Gangsters
have a strong sense of history, probably because the past is constantly coming
to bite them. Lee Joon-seok is a case in
point. He will have all sorts of
unfinished business on his hands after serving his seventeen year prison
sentence in Kwak Kyung-taek’s Friend 2:
the Legacy (trailer
here), which
opens tomorrow in New York.
Lee
is doing time for ordering the hit on a rival gang leader, who was once his
childhood best friend. The turncoat was
sort of asking for it, but it still bothers Lee from time to time. Shortly before his release, Lee is visited by
a casual social acquaintance from his youth. Her son Choi Seong-hoon is a fellow
prisoner, who has been marked for death after crossing Lee’s outfit. Much to his surprise, Lee extends his protection
to the young thug, eventually taking him on as a protégé when they are both
released.
They
will be busy. Lee finds the syndicate
his father first organized has been largely hijacked by Eun-gi, a cold-blooded boardroom
gangster who exploited the vacuum left by Lee’s incarceration and the failing
health of their Chairman. Obviously, Lee
is not about to let this stand, even when a fairly obvious revelation threatens
to undermine his relationship with the volatile Choi.
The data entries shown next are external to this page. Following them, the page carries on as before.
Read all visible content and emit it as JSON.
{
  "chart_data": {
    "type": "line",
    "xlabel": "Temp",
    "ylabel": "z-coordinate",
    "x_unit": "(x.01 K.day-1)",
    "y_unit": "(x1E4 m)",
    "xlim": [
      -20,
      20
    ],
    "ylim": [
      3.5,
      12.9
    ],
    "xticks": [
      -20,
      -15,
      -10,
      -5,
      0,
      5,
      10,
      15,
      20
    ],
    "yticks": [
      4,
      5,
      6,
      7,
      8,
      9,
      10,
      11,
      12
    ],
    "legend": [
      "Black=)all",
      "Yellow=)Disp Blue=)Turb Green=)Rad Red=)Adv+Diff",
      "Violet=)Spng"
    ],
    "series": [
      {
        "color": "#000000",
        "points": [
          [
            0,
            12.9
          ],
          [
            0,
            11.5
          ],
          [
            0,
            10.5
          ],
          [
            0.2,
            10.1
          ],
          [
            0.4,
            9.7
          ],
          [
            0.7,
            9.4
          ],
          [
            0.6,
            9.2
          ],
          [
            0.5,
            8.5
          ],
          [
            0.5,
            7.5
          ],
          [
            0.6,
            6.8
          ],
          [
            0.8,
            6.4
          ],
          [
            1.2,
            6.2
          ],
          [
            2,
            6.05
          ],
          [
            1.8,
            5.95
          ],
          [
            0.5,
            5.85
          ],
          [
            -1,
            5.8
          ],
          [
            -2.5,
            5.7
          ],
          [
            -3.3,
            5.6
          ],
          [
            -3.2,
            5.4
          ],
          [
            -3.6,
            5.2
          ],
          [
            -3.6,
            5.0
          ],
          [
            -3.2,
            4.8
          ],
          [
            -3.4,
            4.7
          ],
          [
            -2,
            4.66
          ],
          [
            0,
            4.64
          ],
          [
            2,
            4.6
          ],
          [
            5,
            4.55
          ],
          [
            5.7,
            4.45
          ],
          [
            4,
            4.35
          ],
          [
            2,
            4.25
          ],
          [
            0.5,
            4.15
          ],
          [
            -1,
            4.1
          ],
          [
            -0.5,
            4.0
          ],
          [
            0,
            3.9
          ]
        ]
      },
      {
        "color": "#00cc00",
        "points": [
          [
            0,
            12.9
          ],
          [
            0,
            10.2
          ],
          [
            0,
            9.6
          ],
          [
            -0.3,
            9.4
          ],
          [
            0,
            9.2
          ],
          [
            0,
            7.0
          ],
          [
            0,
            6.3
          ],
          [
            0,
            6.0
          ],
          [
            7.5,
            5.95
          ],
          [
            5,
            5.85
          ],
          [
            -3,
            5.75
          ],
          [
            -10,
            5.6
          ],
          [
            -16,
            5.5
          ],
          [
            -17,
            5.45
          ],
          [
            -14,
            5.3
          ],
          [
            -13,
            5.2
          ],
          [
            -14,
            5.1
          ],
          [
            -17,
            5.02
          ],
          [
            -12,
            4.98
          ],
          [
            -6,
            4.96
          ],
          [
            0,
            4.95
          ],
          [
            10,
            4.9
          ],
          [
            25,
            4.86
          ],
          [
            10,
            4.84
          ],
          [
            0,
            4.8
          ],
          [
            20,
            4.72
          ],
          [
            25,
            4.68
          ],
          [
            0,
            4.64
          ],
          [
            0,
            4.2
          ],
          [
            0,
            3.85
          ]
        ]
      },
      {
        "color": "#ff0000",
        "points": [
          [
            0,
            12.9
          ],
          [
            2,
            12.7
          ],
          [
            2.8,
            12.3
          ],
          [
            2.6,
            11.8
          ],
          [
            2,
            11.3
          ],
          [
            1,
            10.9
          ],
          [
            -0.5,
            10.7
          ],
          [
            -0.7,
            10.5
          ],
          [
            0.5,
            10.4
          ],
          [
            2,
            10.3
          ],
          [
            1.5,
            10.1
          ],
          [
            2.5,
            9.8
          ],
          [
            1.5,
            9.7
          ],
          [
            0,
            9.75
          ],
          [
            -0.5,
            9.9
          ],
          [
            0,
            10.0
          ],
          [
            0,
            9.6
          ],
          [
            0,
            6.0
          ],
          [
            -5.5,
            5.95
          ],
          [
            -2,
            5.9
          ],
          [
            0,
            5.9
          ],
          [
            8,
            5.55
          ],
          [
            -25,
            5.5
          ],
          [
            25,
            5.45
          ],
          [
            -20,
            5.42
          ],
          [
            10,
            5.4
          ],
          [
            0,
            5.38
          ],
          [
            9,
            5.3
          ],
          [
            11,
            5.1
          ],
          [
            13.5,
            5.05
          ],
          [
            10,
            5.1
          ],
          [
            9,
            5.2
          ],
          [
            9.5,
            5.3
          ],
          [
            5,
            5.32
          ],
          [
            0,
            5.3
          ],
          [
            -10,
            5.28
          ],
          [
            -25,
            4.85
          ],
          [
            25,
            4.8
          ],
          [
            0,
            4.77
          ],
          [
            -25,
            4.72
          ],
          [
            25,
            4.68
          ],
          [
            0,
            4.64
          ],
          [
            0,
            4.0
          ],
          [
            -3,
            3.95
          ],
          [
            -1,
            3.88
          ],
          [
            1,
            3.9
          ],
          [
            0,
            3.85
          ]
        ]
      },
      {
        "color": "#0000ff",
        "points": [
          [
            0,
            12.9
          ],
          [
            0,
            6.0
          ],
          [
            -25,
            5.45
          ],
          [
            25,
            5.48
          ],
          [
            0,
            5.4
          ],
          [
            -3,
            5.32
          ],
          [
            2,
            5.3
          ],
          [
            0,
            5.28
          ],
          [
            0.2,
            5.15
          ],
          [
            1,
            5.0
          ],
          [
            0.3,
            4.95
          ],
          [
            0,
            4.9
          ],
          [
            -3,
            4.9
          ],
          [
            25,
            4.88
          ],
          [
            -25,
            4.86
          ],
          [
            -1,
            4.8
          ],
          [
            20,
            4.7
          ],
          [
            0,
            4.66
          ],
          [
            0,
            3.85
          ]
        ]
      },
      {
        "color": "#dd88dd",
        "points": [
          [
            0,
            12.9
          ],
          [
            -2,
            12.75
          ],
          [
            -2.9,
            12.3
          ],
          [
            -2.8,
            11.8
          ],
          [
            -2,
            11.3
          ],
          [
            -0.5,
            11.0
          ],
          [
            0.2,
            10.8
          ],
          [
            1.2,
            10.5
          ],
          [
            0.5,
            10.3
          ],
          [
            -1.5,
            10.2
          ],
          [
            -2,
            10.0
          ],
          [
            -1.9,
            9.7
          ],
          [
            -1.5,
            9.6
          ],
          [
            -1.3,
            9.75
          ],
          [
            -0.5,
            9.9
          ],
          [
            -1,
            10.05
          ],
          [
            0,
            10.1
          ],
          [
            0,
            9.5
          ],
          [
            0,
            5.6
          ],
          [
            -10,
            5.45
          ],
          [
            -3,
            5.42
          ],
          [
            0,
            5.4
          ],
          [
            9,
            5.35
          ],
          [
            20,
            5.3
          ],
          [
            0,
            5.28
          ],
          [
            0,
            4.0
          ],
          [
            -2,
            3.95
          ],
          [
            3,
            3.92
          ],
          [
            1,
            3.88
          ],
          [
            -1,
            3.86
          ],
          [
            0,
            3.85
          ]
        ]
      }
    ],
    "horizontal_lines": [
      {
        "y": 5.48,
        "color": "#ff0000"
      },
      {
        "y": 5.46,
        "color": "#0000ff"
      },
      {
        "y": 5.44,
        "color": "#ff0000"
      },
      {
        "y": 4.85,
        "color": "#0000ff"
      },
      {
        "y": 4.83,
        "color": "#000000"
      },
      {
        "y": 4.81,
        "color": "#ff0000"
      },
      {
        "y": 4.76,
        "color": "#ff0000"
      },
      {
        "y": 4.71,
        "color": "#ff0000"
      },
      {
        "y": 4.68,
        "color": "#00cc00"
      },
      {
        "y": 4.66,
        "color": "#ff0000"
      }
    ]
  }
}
Friend 2 probably has four
or five flashbacks too many, periodically revisiting not just Lee and Choi’s tumultuous
backstories, but also giving viewers the highlights of the gang’s formative
days under Lee’s enterprising father.
The latter are almost superfluously tangential, but they are executed with
a good deal of style and provide a lot of gangster genre goodies, so its worth
going along with them, even if the confuse the narrative thread.
Regardless,
Yoo Oh-seong is unquestionably Friend 2’s
steely MVP. He is all hardnosed business
as Lee, yet he still suggests hints of that troubled conscious buried somewhere
deep within him. Kim Woo-bin is certainly convincingly erratic as Choi. Frankly, Friend
2 is not a great showcase for women’s roles, but the always reliable Jang
Yeong-nam works wonders as Choi’s still attractive and resilient mother.